I went to bed last night close to 11 PM and got up at 4:30 this morning.
Yesterday we went grocery shopping, then over to his parents. Marge is gonna put straps on a halter-top I have that falls right down. Tom was showing her stuff on the computer, while Ray entertained me on the Pachinko machine.
After we left, we went to a park with life-size metal statues of people. They looked so real. Especially from a distance.
Lastly, we went to the Osco where I got 3 small 100-piece puzzles. They’re only 7 x 9, but they’re so cute. I got one of rabbits, cats, and dogs. They’re up on the kitchen wall now.
I also got makeup remover, nail polish, and a very smart purchase I saw advertised on a TV commercial. Oil of Olay has a body shampoo with a pink scrubbing puff and supposedly you won’t need lotion with this stuff. It’s great! It really lathers up well, all you need is a little drop and it really works. This is so much more convenient cuz putting lotion on is a pain in the ass. Especially when I’m trying to do my back. It’s greasy, too.
I forgot to mention what I got for only $9 at the grocery store. A lamp/organizer. The lamp is on a long stick-like thing you can adjust to wherever. It came with paper clips, thumbtacks, a notepad, and a built-in tape dispenser. The tape dispenser’s too low and all messed up, but this is OK since we’ve got 4 of them around here. It’s got other slots and grooves for stuff. On it, I’ve got pens, drawing pencils, erasers, paper clips, the notepad, address labels and stamps.
Andy left a message saying he got the typed edits. He said he couldn’t believe I could sit there and type that for hours, and he couldn’t see himself reading it unless he was totally bored. He will, though, he says, cuz of all the time and work I put into it.
Later...
You have no idea just what a relief it is to see them so quiet next door. For the first time since they’ve been here, I can honestly say I hope they don’t move. With my luck, they’ll move soon and another huge family will move in. The difference would be that the parents would be like most people and not give a shit.

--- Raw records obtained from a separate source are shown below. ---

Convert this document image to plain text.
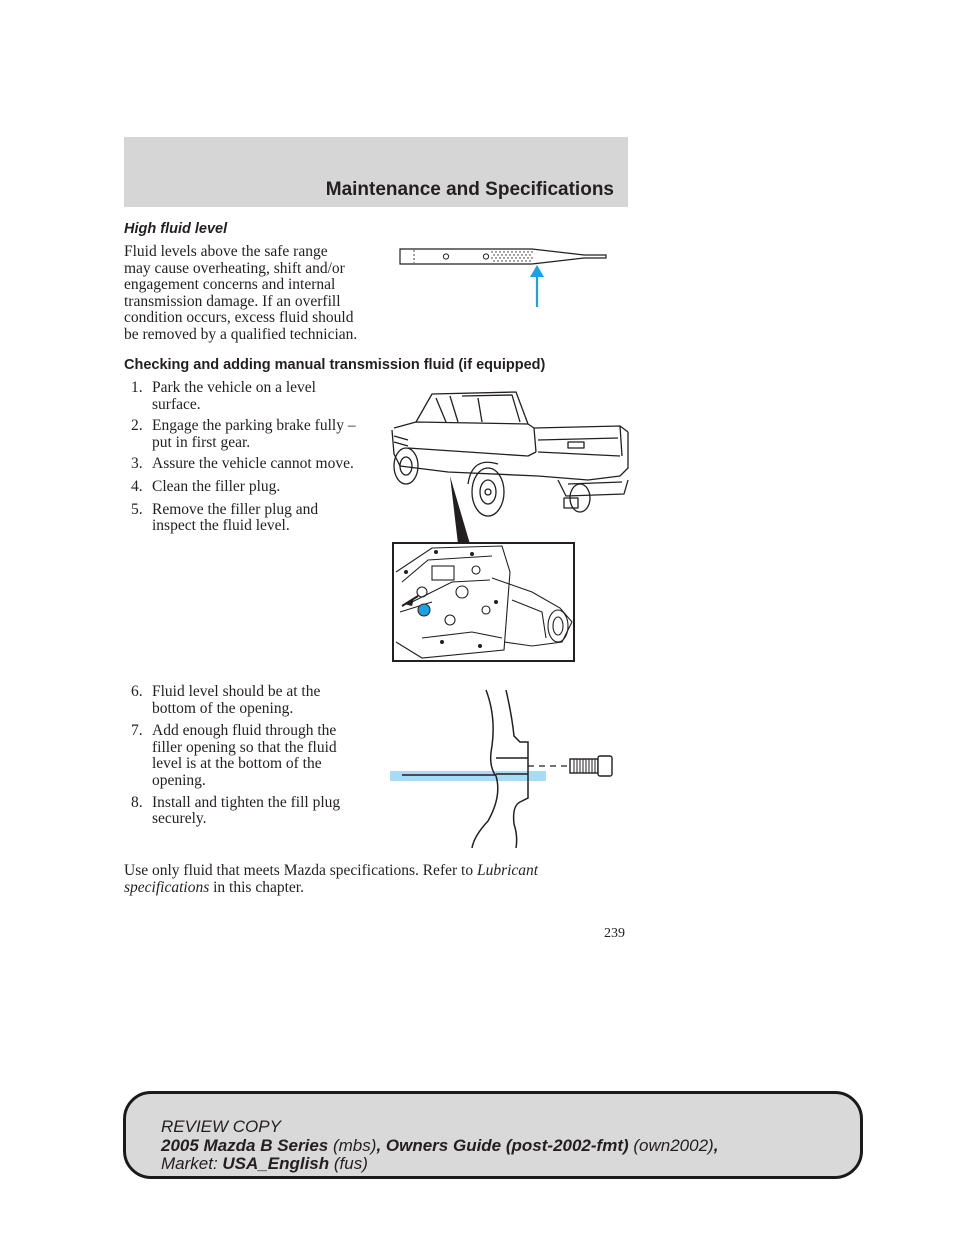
Maintenance and Specifications
High fluid level
Fluid levels above the safe range
may cause overheating, shift and/or
engagement concerns and internal
transmission damage. If an overfill
condition occurs, excess fluid should
be removed by a qualified technician.
Checking and adding manual transmission fluid (if equipped)
1. Park the vehicle on a level
surface.
2. Engage the parking brake fully –
put in first gear.
3. Assure the vehicle cannot move.
4. Clean the filler plug.
5. Remove the filler plug and
inspect the fluid level.
6. Fluid level should be at the
bottom of the opening.
7. Add enough fluid through the
filler opening so that the fluid
level is at the bottom of the
opening.
8. Install and tighten the fill plug
securely.
Use only fluid that meets Mazda specifications. Refer to Lubricant
specifications in this chapter.
239
REVIEW COPY
2005 Mazda B Series (mbs), Owners Guide (post-2002-fmt) (own2002),
Market: USA_English (fus)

I called Tammy who says Bill’s not doing too well. Dad will be there next Mon. and will be leaving the following Wednesday which is the 17th. On the 19th he’ll be back in Florida.
When I told her that her genius brother-in-law put in a garbage disposal, she said, “So.” Then I remembered her house doesn’t have one, so maybe she’s jealous.
I told her big sisters are supposed to look out for little sisters and little sisters are supposed to tell big sisters about health and beauty stuff so I told her about that Oil of Olay body wash.
I had 3 songs on oldies #1 tape that are now on CD, so I stuck songs in their spots from an incomplete tape.
Tom and I had a hot debate a few days ago and I totally disagree with everything he said. He asked if I wanted him to get a vasectomy cuz he was sick of playing this game. I said, “Excuse me?”
Yeah, I can be contradicting on the subject of having a kid, cuz there are both reasons to do so, as well as to not do so, but he is just as contradicting about it. All I can do on my part in the hopes of getting pregnant is lay back and spread my legs. Meanwhile, he’s done nothing to put his actions where his mouth and desires are. Then he goes on to tell me he can suddenly start cumming just like that. Yeah, right. Then why doesn’t he?
Then he says he has to be sleeping with me before we can make a kid which I know wouldn’t make a damn bit of difference. So, I finally told him, “Look. Don’t be leading me on. You say you think I’ll be pregnant between May and July and we both know this isn’t true. Next, you’ll say you think it’s gonna be between August and October, and well…don’t. I don’t want to hear it.”
Plus, he knew we couldn’t be sleeping together full-time by May and July, so why did he say we had to sleep together to make it? Meaning, why’d he say May to July when he should know that’s too soon to sleep together? Our not sleeping together may make me feel “abnormal,” but it’s just not gonna happen. He said failing’s when you don’t try, not when you try and something doesn’t work out. Well, Saturday night we tried it and boy did I ever feel like a failure. He disagrees with me, but yes I did try and no I can’t change myself. It’s not that I don’t want to, cuz I can carry on my business of writing, listening to music, etc. It’s just not me. There are always some things about ourselves we cannot change and I don’t want myself or him to kid ourselves about it. Just like I couldn’t make myself be tall, I can’t sleep with him, maintain a schedule, have a kid, or quit smoking.
Like I said before, it’ll take time, but I’ll get over not having a kid. Most people don’t like or want the same things forever. I got over never being with a woman more often and I don’t miss not having that. There are only a few things I hope I never get sick of and bored with like Tom, singing, and writing. Well, actually, there’s lots of stuff I hope I’ll always be into.
Shit, I got a wart growing on the front of my thigh, a few inches above my knee.